To enrich my life’s experience I just drove nearly two thousand miles on a ten day road trip to see the moon obscure the sun for a hand full of seconds. I will drive hundreds of miles many times a year to go do an activity that benefits nobody but me. I am participating in this activity where I buy and discard materials that will likely contribute to the above. Members of my community will fly to the ends of the earth to do this business. They will come here with tales of adventure and I will cheer them on and ask them to do more. We are all involved in a petroleum enabled activity and we all do it with glee. In our own little way we all will contribute to this end. Not knowing (who’s to know) but thinking all of these thoughts, I am still here chipping away under the arch with the rest of the cockroaches. Am I a “fool masquerading gross materialistic clown”? Of course I am. Am I “insignificant”? That is for sure a certainty. In the scale of time that I’m incapable of understanding I think that we all are. I believe acceptance is the last stage.

By the way the cockroaches will likely survive us.
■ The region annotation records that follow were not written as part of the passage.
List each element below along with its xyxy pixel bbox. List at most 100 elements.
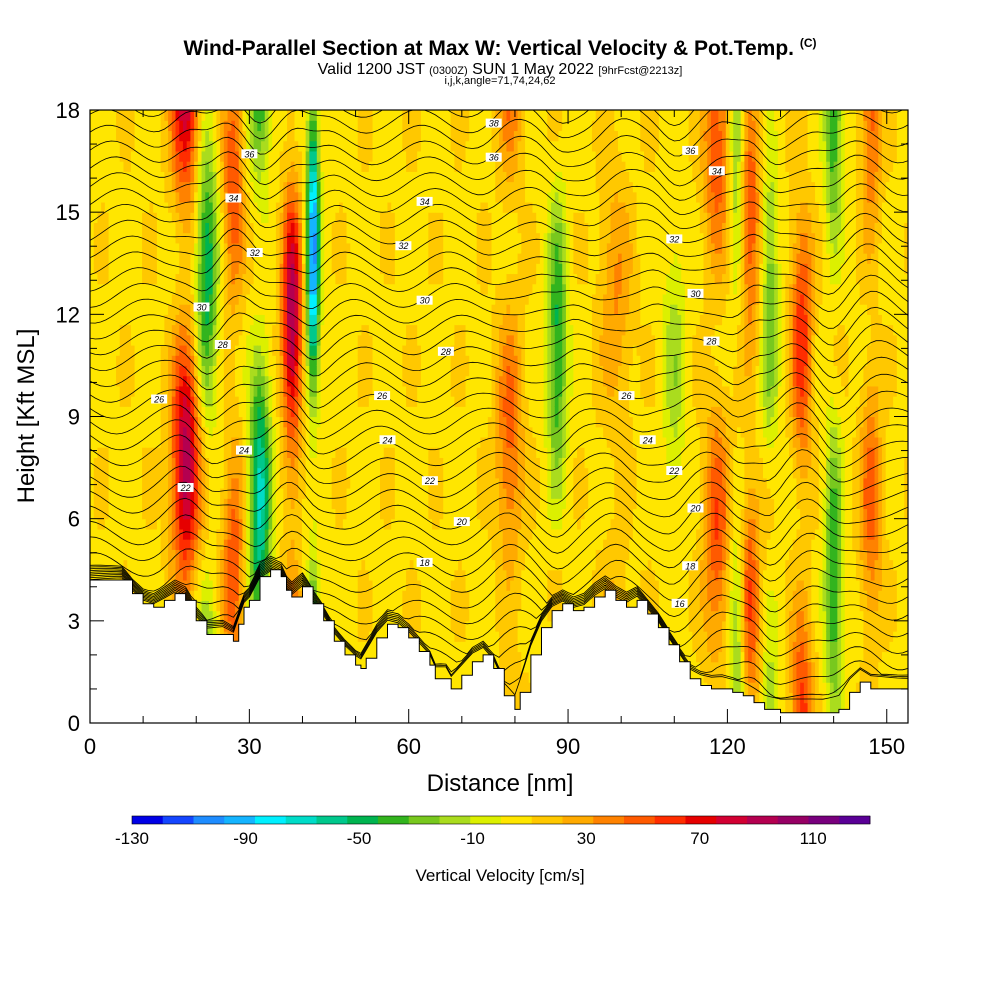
velocity-cell bbox=[249, 590, 255, 601]
velocity-cell bbox=[208, 416, 214, 428]
velocity-cell bbox=[335, 447, 340, 458]
velocity-cell bbox=[116, 508, 121, 520]
velocity-cell bbox=[156, 600, 162, 612]
velocity-cell bbox=[294, 181, 299, 193]
velocity-cell bbox=[264, 324, 270, 336]
velocity-cell bbox=[138, 161, 143, 172]
velocity-cell bbox=[93, 375, 99, 387]
velocity-cell bbox=[346, 283, 351, 295]
velocity-cell bbox=[175, 579, 180, 591]
velocity-cell bbox=[112, 488, 117, 499]
velocity-cell bbox=[261, 385, 266, 397]
velocity-cell bbox=[93, 110, 99, 121]
velocity-cell bbox=[380, 426, 385, 438]
velocity-cell bbox=[346, 549, 351, 561]
velocity-cell bbox=[186, 528, 191, 540]
velocity-cell bbox=[134, 447, 139, 458]
velocity-cell bbox=[134, 528, 139, 540]
velocity-cell bbox=[387, 355, 392, 367]
velocity-cell bbox=[101, 334, 106, 346]
velocity-cell bbox=[249, 528, 255, 540]
velocity-cell bbox=[309, 579, 314, 591]
velocity-cell bbox=[130, 212, 136, 223]
velocity-cell bbox=[249, 447, 255, 458]
velocity-cell bbox=[275, 457, 281, 469]
velocity-cell bbox=[391, 242, 396, 254]
velocity-cell bbox=[216, 396, 221, 407]
velocity-cell bbox=[324, 334, 329, 346]
velocity-cell bbox=[116, 130, 121, 142]
velocity-cell bbox=[238, 467, 244, 479]
velocity-cell bbox=[272, 447, 277, 458]
velocity-cell bbox=[182, 140, 188, 152]
velocity-cell bbox=[357, 120, 363, 132]
velocity-cell bbox=[208, 171, 214, 183]
velocity-cell bbox=[327, 488, 333, 499]
velocity-cell bbox=[153, 498, 158, 510]
velocity-cell bbox=[238, 344, 244, 356]
velocity-cell bbox=[365, 579, 370, 591]
velocity-cell bbox=[112, 222, 117, 234]
velocity-cell bbox=[290, 232, 296, 244]
velocity-cell bbox=[365, 161, 370, 172]
velocity-cell bbox=[272, 181, 277, 193]
velocity-cell bbox=[264, 334, 270, 346]
velocity-cell bbox=[101, 181, 106, 193]
velocity-cell bbox=[383, 559, 389, 571]
velocity-cell bbox=[346, 396, 351, 407]
velocity-cell bbox=[156, 518, 162, 530]
velocity-cell bbox=[108, 161, 113, 172]
velocity-cell bbox=[301, 477, 307, 489]
velocity-cell bbox=[138, 559, 143, 571]
velocity-cell bbox=[108, 212, 113, 223]
velocity-cell bbox=[235, 559, 240, 571]
velocity-cell bbox=[361, 447, 366, 458]
velocity-cell bbox=[309, 416, 314, 428]
velocity-cell bbox=[290, 590, 296, 601]
velocity-cell bbox=[272, 191, 277, 203]
velocity-cell bbox=[235, 508, 240, 520]
velocity-cell bbox=[242, 304, 247, 315]
velocity-cell bbox=[97, 508, 102, 520]
velocity-cell bbox=[309, 436, 314, 448]
velocity-cell bbox=[339, 242, 344, 254]
velocity-cell bbox=[268, 253, 273, 264]
velocity-cell bbox=[93, 273, 99, 285]
velocity-cell bbox=[145, 549, 151, 561]
velocity-cell bbox=[97, 120, 102, 132]
velocity-cell bbox=[261, 416, 266, 428]
velocity-cell bbox=[142, 232, 147, 244]
velocity-cell bbox=[305, 467, 310, 479]
velocity-cell bbox=[197, 539, 203, 550]
velocity-cell bbox=[353, 130, 359, 142]
velocity-cell bbox=[268, 283, 273, 295]
velocity-cell bbox=[223, 416, 229, 428]
velocity-cell bbox=[153, 304, 158, 315]
velocity-cell bbox=[145, 140, 151, 152]
velocity-cell bbox=[279, 201, 284, 213]
velocity-cell bbox=[290, 201, 296, 213]
velocity-cell bbox=[387, 539, 392, 550]
velocity-cell bbox=[134, 212, 139, 223]
velocity-cell bbox=[316, 130, 322, 142]
velocity-cell bbox=[223, 120, 229, 132]
velocity-cell bbox=[346, 488, 351, 499]
velocity-cell bbox=[142, 467, 147, 479]
velocity-cell bbox=[116, 171, 121, 183]
velocity-cell bbox=[316, 569, 322, 581]
velocity-cell bbox=[223, 293, 229, 305]
velocity-cell bbox=[283, 283, 288, 295]
velocity-cell bbox=[387, 447, 392, 458]
velocity-cell bbox=[190, 110, 195, 121]
velocity-cell bbox=[279, 385, 284, 397]
velocity-cell bbox=[138, 365, 143, 377]
velocity-cell bbox=[171, 110, 177, 121]
velocity-cell bbox=[90, 355, 95, 367]
velocity-cell bbox=[156, 498, 162, 510]
velocity-cell bbox=[368, 201, 374, 213]
velocity-cell bbox=[216, 406, 221, 418]
velocity-cell bbox=[220, 110, 225, 121]
velocity-cell bbox=[249, 212, 255, 223]
velocity-cell bbox=[212, 130, 218, 142]
velocity-cell bbox=[227, 498, 232, 510]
Maybe Dodo birds or some other species that we’ve already killed would be a better descriptor.
Nick Danger

Ice climber
Arvada, CO
Sep 14, 2017 - 11:40am PT
Ed,
There were something like 89 underground nuclear tests in Yucca Flat, something like 48 in Frenchman Flat, and 28 or so beneath Rainier Mesa and Shoshone Mesa, all on the Nevada Test Site. The folks in Las Vegas definitely noticed, as cracked foundations and other damage from ground movement encouraged the AEC to find another place for large yield tests. This led to one test at the Central Nevada Test Area near Warm Springs Nevada. That test actually triggered additional earthquakes not directly associated with the test (it pushed local tectonic shear stresses associated with the Walker Lane into a critical failure mode), plus created a local graben with as much as 4 meters of vertical displacement at the time of the test (ironically called the "Faultless Test"). Another test occurred in the Sand Springs Range 30 miles east of Fallon, NV. Two underground tests took place in New Mexico, two more in Colorado, two in Mississippi, and a couple of real duzies at Amchatka Island in the Aleutians (videos of those tests show some truly impressive ground motion, including launching a local lake about 30 feet into the air). These were all underground tests. Both Frenchman Flat and Yucca Flat hosted numerous atmospheric tests before the nuclear testing regime moved underground.